“Judit y Holofernes”
1611-12
Pintura barroca italiana
Museo de Capodimonte (Nápoles)
Del legajo se escapó una tarjeta postal, la recogió
del suelo. Una imagen en blanco y negro gastada por el tiempo, el uso, el
manoseo. Pero Mercedes recordaba los colores del cuadro que reproducía. «Me
parece estar viéndolos», le había comentado alguna vez a Raquel. Alguna de las
veces, a lo largo de los años, en que comentó con ésta -¿con quién si no?- las
peripecias del viaje de novios de aquel verano, veinte años antes.
Se acordaba, es verdad.
Lo primero que en Nápoles llamó su atención, en el Museo de Capodimonte, fue la blancura
nevosa de los hombros de Judit, sus pechos
casi desnudos cuya belleza subrayaba la sombra que en el lienzo aislaba,
realzándola, su mutua redondez.
En aquel cuadro Judit lucía un vestido azul, muy escotado.

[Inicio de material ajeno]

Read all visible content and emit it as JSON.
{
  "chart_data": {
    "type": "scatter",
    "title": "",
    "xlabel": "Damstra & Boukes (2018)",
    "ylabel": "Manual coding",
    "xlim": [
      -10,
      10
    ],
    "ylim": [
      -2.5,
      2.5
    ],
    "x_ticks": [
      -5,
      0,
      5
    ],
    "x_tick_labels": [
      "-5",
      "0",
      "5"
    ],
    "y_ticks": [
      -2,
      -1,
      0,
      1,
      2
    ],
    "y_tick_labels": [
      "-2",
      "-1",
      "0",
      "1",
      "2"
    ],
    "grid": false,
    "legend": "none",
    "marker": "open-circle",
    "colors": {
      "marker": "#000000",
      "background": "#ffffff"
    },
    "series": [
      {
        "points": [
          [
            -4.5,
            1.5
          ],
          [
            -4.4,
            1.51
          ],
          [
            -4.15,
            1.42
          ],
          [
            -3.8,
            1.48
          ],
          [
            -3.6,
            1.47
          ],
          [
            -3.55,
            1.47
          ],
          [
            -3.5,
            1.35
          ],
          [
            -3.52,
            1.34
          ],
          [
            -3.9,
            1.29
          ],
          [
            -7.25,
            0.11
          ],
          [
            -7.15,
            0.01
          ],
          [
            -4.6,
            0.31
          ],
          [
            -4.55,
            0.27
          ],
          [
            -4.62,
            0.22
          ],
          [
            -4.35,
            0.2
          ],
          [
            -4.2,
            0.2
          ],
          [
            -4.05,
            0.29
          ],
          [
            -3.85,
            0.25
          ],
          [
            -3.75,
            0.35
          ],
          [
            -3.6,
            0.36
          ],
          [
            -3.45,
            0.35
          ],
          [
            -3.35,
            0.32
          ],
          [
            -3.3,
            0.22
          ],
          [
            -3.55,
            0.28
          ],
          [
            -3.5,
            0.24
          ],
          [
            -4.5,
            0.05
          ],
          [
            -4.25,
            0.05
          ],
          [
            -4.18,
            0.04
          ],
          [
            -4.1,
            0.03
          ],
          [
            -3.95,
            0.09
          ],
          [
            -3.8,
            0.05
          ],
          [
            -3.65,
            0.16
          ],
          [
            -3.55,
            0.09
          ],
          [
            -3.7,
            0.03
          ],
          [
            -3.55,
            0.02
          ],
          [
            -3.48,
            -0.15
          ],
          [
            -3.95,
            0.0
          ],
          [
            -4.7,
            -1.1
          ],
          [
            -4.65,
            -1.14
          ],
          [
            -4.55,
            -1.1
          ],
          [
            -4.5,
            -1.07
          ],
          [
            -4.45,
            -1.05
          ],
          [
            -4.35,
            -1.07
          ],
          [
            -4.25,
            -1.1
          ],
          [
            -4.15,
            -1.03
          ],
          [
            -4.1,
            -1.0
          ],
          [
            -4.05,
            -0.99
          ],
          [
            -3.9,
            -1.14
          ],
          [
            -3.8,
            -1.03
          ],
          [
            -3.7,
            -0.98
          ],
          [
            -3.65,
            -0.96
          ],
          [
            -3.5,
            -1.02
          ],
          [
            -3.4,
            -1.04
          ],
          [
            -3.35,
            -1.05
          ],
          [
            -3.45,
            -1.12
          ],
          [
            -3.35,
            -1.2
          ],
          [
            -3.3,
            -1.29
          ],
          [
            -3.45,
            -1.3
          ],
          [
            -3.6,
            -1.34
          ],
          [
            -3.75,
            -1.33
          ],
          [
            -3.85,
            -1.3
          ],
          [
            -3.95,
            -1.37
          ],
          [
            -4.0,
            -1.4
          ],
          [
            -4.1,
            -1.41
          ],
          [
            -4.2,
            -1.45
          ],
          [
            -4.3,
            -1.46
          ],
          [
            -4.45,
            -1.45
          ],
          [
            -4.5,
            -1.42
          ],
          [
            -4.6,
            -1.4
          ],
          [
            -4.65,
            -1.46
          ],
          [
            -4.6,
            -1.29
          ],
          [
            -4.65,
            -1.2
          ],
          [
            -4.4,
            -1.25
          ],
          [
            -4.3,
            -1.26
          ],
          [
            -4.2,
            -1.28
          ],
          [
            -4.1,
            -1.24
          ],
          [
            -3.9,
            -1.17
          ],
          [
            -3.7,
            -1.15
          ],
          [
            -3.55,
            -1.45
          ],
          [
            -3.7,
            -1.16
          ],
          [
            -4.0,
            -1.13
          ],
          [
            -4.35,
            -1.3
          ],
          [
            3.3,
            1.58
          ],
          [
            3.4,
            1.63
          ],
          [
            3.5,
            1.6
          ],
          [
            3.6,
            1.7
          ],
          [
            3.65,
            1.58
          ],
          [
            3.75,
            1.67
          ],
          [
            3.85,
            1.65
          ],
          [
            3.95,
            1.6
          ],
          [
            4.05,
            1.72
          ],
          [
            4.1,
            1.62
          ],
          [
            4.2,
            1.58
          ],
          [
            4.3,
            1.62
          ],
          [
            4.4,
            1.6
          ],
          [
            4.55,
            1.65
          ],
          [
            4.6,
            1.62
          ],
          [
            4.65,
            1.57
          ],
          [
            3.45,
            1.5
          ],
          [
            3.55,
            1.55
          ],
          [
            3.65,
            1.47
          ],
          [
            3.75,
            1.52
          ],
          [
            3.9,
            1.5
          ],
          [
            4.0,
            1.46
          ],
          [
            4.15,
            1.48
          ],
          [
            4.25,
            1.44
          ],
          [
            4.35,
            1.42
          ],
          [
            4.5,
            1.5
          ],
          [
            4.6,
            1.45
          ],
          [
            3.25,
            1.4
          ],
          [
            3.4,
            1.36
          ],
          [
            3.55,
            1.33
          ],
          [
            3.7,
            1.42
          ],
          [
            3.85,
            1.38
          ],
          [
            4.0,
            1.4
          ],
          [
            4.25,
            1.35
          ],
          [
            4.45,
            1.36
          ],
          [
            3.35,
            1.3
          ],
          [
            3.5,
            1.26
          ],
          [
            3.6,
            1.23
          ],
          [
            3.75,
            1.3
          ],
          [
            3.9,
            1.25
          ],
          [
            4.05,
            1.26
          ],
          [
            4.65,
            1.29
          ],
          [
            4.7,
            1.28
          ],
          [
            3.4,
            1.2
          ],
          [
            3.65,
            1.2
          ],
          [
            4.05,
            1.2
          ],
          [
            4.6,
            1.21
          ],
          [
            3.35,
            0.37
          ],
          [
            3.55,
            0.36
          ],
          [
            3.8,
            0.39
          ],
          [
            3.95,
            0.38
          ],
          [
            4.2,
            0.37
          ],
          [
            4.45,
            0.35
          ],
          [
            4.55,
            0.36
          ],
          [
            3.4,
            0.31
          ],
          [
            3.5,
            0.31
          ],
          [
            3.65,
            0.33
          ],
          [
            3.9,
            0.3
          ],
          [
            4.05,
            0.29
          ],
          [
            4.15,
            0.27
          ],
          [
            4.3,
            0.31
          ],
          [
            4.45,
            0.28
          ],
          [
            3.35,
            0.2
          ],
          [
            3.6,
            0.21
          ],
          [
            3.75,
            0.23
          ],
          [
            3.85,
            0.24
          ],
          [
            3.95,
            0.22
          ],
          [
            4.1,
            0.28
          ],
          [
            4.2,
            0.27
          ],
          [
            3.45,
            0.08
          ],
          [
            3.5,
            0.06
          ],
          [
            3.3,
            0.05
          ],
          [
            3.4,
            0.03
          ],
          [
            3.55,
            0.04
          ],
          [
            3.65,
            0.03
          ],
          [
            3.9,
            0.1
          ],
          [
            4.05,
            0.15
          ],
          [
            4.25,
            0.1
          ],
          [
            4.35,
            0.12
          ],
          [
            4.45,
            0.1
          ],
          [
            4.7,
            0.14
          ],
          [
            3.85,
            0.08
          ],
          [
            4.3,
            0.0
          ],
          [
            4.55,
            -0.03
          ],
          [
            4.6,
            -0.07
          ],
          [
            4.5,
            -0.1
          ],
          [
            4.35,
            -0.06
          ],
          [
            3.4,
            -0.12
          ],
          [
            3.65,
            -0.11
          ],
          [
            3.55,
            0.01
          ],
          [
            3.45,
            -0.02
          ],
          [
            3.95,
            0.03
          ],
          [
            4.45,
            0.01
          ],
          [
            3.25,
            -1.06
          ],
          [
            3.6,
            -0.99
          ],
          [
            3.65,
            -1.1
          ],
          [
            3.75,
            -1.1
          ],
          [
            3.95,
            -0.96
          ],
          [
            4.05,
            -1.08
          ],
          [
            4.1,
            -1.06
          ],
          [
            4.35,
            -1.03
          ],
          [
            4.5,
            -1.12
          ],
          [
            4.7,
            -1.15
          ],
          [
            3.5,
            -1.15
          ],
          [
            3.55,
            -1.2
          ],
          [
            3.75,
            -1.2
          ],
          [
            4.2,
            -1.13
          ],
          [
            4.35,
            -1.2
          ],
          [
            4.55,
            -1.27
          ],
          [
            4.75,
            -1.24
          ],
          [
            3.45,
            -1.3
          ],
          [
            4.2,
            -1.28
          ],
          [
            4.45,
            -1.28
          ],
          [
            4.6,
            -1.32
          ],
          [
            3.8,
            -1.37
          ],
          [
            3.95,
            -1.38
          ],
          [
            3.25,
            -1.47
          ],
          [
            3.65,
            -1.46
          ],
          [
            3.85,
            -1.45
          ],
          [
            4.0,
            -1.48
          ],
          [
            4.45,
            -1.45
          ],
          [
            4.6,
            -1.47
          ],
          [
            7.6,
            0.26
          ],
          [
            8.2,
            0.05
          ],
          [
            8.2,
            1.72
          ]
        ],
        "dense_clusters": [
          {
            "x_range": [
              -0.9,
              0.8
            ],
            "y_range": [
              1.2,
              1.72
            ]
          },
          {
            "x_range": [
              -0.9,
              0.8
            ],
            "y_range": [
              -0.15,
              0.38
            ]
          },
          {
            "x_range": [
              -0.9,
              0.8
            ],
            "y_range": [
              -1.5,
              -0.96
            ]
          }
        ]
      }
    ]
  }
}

Pero ¿lucía realmente? Era el vestido, en efecto, de un azul poco lucido, poco
reluciente, más bien apagado, como recluido en su propia densidad. No era un
azul que reluciera sobre el lienzo, iluminándolo, sino que lo impregnaba, lo
empapaba, difuminando por la superficie del cuadro una nocturnidad diáfana que
se armonizaba con el sordo color rojo del vestido de la sirvienta de Judit,
adecentado, sin escote ni hombros desnudos, ni senos sugeridos, mostrados en el caso de su ama hasta el borde mismo
del pezón.
La sirvienta sujetaba a Holofernes mientras su señora
lo degollaba limpiamente, o sea, de un tajo de su corta y ancha espada que
podía calificarse de limpio por lo decidido, lo tajante, justamente, aunque
produjera borbotones de sangre que ensuciaban las sábanas del lecho instalado
en la tienda de campaña del general enemigo de los judíos.
«Capodimonte, 1936, junio», estaba escrito al dorso
de la postal que se acababa de escapar de la carpeta, en el espacio
habitualmente reservado a la correspondencia, con la letra puntiaguda y vagorosa,
la suya, de colegio de monjas, que se estilaba en los años treinta, hoy un
tanto desvaída, casi borrosa, y es que había sido con lapicero.